Le spécialiste marocain des portes et placards semble avoir plusieurs cordes à son arc. Cet ancien opérateur du BTP, détourné au fil du temps de son métier de promoteur pour se consacrer exclusivement à ses activités industrielles, met en place une nouvelle stratégie.
Le client final convoité
Finie la dépendance quasi-totale (90%) des promoteurs immobiliers dans le portefeuille commercial de l’entreprise. La société compte désormais attirer des clients particuliers qui échappent aujourd’hui au réseau des concessionnaires au profit du marché informel qui domine 50% du secteur. On comprend alors mieux les raisons qui ont poussé cette entreprise familiale à construire un show room à Casablanca, dans le quartier Ain Diab. Erigé sur 500m2, il sera ouvert en juillet prochain et viendra en renfort au réseau des concessionnaires déjà existant. « La société compte déjà une trentaine de points de vente, mais un effort de proximité doit se faire pour toucher une cible qui jusque-là n’était pas approchée de près », souligne Vassilis Koufiotis, DG de l’entreprise.
Pour s’adapter aux besoins de cette clientèle, l’entreprise a investi dans des machines lui permettant de fabriquer des portes de différentes dimensions. Par le passé, son procédé était standardisé et elle était cantonnée à des dimensions précises.
«Les besoins de l’auto-construction ne sont pas les mêmes que ceux de la promotion professionnelle. Pour capter cette clientèle, il fallait anticiper sur ses besoins», précise Vassilis Koufiotis. En d'autres termes, l'entreprise qui faisait du prêt-à-porter, rajoute le sur-mesure à sa palette.
Un investissement de 30MDH a été mobilisé pour acheter le matériel requis. Ce pas contribuera à augmenter le chiffre d’affaires de l’entreprise pour atteindre 200 MDH en 2016, contre 120 MDH en 2012.

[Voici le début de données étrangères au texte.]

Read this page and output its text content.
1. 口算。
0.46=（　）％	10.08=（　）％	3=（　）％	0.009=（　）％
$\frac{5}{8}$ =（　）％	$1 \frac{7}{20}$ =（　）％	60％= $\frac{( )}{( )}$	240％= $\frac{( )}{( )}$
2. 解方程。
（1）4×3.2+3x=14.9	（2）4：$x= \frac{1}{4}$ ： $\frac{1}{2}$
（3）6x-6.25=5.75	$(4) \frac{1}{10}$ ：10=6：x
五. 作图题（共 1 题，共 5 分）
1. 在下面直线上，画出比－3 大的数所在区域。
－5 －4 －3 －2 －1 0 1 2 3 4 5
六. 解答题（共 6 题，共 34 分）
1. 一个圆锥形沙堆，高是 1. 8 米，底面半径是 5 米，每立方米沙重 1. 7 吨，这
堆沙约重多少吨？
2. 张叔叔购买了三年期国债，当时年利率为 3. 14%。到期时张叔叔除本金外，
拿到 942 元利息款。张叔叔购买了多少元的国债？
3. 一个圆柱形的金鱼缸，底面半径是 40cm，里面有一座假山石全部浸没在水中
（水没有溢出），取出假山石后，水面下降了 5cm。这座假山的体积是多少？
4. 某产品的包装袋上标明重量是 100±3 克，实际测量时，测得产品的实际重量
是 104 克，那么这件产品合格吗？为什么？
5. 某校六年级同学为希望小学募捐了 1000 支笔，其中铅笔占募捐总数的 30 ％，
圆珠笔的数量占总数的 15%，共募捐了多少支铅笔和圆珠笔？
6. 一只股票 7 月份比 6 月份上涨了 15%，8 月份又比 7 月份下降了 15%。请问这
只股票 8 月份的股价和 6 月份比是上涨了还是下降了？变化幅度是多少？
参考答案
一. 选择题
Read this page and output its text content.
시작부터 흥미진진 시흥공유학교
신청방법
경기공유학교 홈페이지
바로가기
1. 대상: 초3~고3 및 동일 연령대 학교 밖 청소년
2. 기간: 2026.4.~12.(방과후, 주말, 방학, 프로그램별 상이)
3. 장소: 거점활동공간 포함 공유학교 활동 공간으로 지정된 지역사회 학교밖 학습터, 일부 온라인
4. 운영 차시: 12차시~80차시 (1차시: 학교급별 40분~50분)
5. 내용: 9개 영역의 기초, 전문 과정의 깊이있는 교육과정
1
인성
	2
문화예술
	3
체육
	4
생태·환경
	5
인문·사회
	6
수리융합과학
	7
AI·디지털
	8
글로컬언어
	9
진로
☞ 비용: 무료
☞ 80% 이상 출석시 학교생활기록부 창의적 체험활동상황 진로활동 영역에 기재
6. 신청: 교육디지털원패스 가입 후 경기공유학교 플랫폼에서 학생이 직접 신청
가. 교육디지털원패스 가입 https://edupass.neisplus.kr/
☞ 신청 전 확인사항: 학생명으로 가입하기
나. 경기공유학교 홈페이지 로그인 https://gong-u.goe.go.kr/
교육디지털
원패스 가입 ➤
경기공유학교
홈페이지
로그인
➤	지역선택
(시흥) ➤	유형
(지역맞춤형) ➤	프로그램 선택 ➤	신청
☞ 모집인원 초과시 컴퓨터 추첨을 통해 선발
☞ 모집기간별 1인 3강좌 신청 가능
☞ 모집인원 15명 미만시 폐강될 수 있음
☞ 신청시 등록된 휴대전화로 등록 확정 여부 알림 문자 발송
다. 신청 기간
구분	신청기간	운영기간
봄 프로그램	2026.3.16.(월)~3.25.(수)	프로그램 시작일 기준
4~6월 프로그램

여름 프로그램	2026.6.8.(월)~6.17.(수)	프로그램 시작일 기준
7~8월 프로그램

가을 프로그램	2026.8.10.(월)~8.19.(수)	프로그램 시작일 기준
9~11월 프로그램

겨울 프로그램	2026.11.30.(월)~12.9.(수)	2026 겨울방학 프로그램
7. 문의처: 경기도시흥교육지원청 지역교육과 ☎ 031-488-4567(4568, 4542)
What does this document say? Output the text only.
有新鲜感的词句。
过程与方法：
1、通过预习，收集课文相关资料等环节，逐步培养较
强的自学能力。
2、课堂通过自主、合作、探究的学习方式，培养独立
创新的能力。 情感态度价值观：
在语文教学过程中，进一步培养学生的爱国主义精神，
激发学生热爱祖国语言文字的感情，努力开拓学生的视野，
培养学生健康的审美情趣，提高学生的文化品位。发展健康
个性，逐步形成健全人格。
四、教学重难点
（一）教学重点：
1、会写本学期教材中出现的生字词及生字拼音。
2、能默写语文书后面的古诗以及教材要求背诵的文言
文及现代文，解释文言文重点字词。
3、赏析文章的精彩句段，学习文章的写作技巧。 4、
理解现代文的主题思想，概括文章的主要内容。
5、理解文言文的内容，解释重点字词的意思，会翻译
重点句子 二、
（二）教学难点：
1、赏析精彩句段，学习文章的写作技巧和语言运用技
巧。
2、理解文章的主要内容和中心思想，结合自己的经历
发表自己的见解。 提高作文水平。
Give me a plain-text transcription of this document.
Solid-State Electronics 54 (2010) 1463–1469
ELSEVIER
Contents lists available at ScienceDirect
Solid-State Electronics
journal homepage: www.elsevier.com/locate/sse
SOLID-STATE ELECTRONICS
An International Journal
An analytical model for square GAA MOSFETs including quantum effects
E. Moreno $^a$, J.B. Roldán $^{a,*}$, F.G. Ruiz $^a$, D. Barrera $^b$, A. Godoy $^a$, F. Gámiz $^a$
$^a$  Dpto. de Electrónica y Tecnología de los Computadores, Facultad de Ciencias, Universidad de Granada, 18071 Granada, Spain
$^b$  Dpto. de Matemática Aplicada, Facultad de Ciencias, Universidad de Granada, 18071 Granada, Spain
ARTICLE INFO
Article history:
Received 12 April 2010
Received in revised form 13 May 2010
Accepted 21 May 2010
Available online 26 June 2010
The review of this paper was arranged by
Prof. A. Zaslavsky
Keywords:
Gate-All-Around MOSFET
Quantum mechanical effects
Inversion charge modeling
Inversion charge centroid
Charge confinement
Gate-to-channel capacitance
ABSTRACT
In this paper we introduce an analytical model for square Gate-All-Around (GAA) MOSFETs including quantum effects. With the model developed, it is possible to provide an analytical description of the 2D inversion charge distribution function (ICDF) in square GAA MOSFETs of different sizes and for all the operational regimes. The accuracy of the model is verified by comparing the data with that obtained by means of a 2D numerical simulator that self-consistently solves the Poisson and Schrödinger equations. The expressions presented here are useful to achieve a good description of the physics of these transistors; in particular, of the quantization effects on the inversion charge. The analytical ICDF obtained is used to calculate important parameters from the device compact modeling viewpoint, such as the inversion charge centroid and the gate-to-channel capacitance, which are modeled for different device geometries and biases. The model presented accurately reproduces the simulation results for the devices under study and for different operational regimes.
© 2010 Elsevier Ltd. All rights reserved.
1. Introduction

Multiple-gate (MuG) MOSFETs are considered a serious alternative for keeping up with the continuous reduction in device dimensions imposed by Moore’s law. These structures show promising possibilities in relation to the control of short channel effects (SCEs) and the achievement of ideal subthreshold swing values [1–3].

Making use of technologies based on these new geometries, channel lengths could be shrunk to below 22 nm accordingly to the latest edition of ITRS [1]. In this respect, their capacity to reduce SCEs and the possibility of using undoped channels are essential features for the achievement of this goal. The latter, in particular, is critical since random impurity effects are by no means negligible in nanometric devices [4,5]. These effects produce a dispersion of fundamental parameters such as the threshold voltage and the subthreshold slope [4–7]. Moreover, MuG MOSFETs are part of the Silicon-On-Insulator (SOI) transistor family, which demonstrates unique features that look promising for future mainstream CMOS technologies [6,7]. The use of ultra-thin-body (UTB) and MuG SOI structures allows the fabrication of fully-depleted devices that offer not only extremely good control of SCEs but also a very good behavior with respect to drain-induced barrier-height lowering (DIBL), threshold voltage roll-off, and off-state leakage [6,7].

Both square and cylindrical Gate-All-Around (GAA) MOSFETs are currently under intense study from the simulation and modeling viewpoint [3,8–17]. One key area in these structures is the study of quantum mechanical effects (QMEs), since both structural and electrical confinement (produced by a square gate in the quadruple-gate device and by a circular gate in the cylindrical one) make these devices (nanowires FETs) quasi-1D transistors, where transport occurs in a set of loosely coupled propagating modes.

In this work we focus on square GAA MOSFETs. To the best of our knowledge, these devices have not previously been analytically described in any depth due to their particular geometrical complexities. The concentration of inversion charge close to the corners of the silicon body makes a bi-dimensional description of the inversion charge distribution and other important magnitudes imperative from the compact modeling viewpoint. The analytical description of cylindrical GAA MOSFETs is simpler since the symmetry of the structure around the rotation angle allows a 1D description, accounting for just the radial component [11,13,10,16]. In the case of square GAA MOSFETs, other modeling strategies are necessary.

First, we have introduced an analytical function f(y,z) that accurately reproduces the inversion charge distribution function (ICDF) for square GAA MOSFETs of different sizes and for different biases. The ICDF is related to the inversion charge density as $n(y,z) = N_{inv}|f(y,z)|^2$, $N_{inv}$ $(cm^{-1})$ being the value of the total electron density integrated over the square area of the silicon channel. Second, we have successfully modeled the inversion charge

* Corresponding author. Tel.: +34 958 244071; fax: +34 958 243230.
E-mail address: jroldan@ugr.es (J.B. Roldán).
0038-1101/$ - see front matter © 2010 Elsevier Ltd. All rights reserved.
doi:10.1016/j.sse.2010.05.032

5M euros pour des produits personnalisés
L’entreprise n’omet pas non plus de lancer de nouvelles modes. Une porte personnalisée à l’infini, voire à l’extrême, ne relève plus d’un caprice de riches. Une machine (au prix de 5M euros) sera mise en service dans quelques jours. Elle sera dédiée à la découpe au laser, activité dans laquelle a investi l’opérateur pour la première fois en 2011. « Elle permettra d’augmenter la capacité de production, de sécuriser la production, mais aussi d’apporter plus de précision dans la création des ornements demandés par les clients », explique le top management. Les hôtels demeurent le principal débouché pour ce type de produit.
En parallèle, l’entreprise étoffe son cataloigue en fabricant des gammes dites spécifiques (portes coupe-feu et à isolation phonique). Une dizaine de tests seront faits en 2014 afin d’obtenir des certificats de conformité pour de nouveaux produits. « L’investissement est lourd. Chaque test coûte 15.000 euros », confie notre source. C’est ce qui pousse l’entreprise à coproduire certaines portes avec des partenaires étrangers qui disposent déjà des certificats exigés. « Cela permet d’économiser du temps et de l’argent », ajoute la même source.
L’export en ligne de mire
L’export n’est pas en reste. « Nous commençons à récolter les fruits d’une démarche de prospection amorcée, il y a déjà 4 ans. L’Afrique subsaharienne, le Maghreb et la France font partie des pays ciblés par notre politique d’expansion », précise le DG. Ainsi, deux show-rooms seront ouverts en Algérie : le magasin d’Alger est programmé pour juillet, celui d’Oran sera prêt pour la fin de l’année. « Le marché algérien nous intéresse à plus d’un titre. La demande y est croissante alors que l’offre locale demeure limitée, dominée essentiellement par une production artisanale », précise Koufiotis.
Pour le moment, l’export représente un chiffre d’affaires d’environ 5MDH. A terme, il devra représenter 40% du chiffre d’affaires global de l’opérateur.
L’activité cuisine relancée
La nouvelle stratégie de l’entreprise est basée aussi sur la diversification. L’activité cuisine, entrée de gamme, qu’il a abandonnée au milieu des années 2000, le séduit à nouveau. « Nos clients nous réclament souvent ce genre de produit. Il était temps pour nous d’y retourner », confie Vassilis Koufiotis, DG de 10 rajeb. Pas besoin de nouveaux investissements pour s’y lancer. « Nous capitalisons sur le matériel déjà présent », explique le D.G de l’entreprise. La cible visée est constituée cette fois-ci exclusivement de promoteurs immobiliers.